Bank Of England Governor Worried El Salvador Citizens Will Get Hurt By Bitcoin’s Use As Legal Tender

The Bank of England (BOE) is on the verge of sketching out Britain’s first regulatory framework for cryptocurrencies.

According to a Thursday Statement by BOE’s Financial Policy Committee (FPC), although the crypto sector remains fairly small in comparison to traditional finance systems, its rapid growth could pose a risk to Britain’s financial stability in the future, necessitating early attention and response.

“If the pace of growth seen in recent years continues, and as these assets become more interconnected with the wider financial system, crypto-assets and DeFi will present financial stability risks.” Read a statement by the FPC.

To this end, The FPC noted that it aimed at ensuring that the Uk financial yet was well prepared for the risk posed by crypto-assets and DeFi by ensuring that ‘risks to financial stability arising from those markets and activities are mitigated.’

“The mitigation of financial stability risks from crypto-assets and associated markets is essential to ensuring the benefits from new technologies can be realised sustainably.” It went on.

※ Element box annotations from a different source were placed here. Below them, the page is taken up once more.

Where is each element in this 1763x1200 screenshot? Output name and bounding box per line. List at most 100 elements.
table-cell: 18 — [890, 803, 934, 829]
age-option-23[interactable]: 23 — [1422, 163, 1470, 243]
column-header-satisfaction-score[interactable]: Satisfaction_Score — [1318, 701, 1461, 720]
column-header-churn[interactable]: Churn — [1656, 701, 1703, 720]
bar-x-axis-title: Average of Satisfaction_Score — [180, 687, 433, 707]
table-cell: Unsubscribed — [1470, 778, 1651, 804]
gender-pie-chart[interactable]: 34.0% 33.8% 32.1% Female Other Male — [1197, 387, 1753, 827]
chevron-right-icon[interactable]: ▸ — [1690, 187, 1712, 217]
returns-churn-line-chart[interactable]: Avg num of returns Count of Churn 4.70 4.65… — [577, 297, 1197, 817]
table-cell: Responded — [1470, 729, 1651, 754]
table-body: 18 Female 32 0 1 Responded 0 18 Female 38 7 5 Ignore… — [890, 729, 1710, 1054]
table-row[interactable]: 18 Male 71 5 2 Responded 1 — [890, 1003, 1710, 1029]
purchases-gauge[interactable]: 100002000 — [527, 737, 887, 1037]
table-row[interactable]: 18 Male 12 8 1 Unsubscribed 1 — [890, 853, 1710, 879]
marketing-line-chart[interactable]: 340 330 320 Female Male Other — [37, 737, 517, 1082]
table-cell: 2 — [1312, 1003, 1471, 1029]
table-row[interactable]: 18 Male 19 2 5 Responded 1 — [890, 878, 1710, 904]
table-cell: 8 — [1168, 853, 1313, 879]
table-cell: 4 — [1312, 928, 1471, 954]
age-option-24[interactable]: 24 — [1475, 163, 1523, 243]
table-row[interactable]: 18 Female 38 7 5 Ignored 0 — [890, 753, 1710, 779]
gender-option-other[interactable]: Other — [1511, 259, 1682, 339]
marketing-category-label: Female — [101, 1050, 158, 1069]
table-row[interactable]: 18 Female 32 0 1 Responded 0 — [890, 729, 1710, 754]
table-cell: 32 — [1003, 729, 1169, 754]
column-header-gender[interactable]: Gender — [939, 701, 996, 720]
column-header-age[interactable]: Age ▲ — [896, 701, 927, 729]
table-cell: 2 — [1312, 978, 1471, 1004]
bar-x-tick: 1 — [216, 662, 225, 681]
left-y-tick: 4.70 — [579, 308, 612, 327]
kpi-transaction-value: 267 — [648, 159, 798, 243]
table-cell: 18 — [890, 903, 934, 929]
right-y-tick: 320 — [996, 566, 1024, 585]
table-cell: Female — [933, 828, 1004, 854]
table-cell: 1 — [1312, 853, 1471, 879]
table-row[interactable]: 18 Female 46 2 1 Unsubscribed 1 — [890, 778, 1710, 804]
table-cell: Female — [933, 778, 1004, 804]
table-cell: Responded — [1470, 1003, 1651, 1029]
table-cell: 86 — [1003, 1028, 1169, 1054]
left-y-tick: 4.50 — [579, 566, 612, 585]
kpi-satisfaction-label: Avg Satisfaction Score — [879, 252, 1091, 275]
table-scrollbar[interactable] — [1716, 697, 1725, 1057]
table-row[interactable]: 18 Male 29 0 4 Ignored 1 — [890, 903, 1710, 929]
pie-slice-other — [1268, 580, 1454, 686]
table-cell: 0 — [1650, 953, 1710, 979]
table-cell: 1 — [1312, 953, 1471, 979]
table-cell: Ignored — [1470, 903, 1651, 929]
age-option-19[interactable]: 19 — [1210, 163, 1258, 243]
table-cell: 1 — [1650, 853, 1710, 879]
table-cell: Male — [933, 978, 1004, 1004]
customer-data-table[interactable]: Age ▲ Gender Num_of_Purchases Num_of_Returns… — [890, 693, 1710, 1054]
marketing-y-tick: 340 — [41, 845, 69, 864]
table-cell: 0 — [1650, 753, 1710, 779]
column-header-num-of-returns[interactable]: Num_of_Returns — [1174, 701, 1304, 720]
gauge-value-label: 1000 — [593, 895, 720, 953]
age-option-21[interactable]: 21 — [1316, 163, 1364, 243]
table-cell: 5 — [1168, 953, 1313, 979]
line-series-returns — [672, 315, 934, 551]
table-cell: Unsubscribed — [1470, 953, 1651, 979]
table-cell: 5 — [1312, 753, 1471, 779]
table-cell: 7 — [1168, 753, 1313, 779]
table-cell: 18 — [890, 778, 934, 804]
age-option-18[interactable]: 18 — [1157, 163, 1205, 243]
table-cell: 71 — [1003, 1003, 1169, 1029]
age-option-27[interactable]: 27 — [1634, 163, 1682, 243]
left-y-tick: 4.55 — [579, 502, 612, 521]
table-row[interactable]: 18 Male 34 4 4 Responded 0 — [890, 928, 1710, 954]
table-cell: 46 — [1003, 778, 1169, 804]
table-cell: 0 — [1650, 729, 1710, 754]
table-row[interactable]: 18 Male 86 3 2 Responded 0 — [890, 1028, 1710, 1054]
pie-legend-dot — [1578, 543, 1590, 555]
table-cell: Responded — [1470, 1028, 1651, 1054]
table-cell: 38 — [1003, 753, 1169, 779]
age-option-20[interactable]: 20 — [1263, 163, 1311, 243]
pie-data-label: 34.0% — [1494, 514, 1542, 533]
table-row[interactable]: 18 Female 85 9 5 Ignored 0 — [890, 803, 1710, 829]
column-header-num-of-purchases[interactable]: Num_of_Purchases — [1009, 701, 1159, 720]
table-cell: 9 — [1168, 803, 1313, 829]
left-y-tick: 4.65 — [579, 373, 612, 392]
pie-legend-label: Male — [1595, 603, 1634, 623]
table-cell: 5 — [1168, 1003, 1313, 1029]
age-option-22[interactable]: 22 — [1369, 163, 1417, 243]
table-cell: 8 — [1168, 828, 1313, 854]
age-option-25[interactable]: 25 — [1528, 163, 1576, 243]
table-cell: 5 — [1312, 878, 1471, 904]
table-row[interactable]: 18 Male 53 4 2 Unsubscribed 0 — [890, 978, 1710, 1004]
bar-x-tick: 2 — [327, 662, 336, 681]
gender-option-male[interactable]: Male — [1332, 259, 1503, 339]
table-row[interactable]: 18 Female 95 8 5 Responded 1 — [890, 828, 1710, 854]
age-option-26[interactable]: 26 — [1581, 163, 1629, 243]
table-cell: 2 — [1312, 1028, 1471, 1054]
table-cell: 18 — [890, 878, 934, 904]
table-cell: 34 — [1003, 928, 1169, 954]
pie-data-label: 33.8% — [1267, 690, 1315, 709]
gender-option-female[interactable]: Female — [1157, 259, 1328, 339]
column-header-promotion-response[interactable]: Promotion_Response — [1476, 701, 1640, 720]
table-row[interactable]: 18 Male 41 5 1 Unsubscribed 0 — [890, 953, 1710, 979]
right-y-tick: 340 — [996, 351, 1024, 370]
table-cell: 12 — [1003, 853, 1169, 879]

The statement comes even as the dark side to cryptocurrencies increasingly comes to light, albeit being generally useful. The fear of Russia circumventing sanctions through cryptocurrencies has also become a real threat even as Russia mulls the idea of accepting natural resource payments from “unfriendly nations”  in Bitcoin.

The BOE has considered cryptocurrencies as not being ‘money’ issuing a wide range of warnings against their use, citing the absence of regulation and monetary protection. In the recent past, however, HM Revenue & Customs (HMRC), UK’s government department responsible for collecting, paying, administering, and enforcing taxes has set out a brief on tax requirements for cryptocurrencies, stating that gains or losses on them are subject to capital gains tax, due to their property-like nature.

Although Britain has had a measured approach towards cryptocurrencies, its interest in regulating the nascent sector has matured in the post-Brexit financial landscape, as digital currencies increasingly become seen as the future of finance. The fear of missing out (FOMO) on such a valuable innovation can also be drawn up to BOE’s latest move, even as countries such as Russia, El Salvador the U.S., run against the clock to become leaders of the nascent industry.

With cryptocurrencies growing tenfold between February 2020 and November 2021, to have a global crypto market cap of $2T today or 0.4% of global financial assets, it suffices to state that the finance ministry will start paying more attention to crypto regulation, with the issue of a complete ban on cryptocurrencies being out of the question.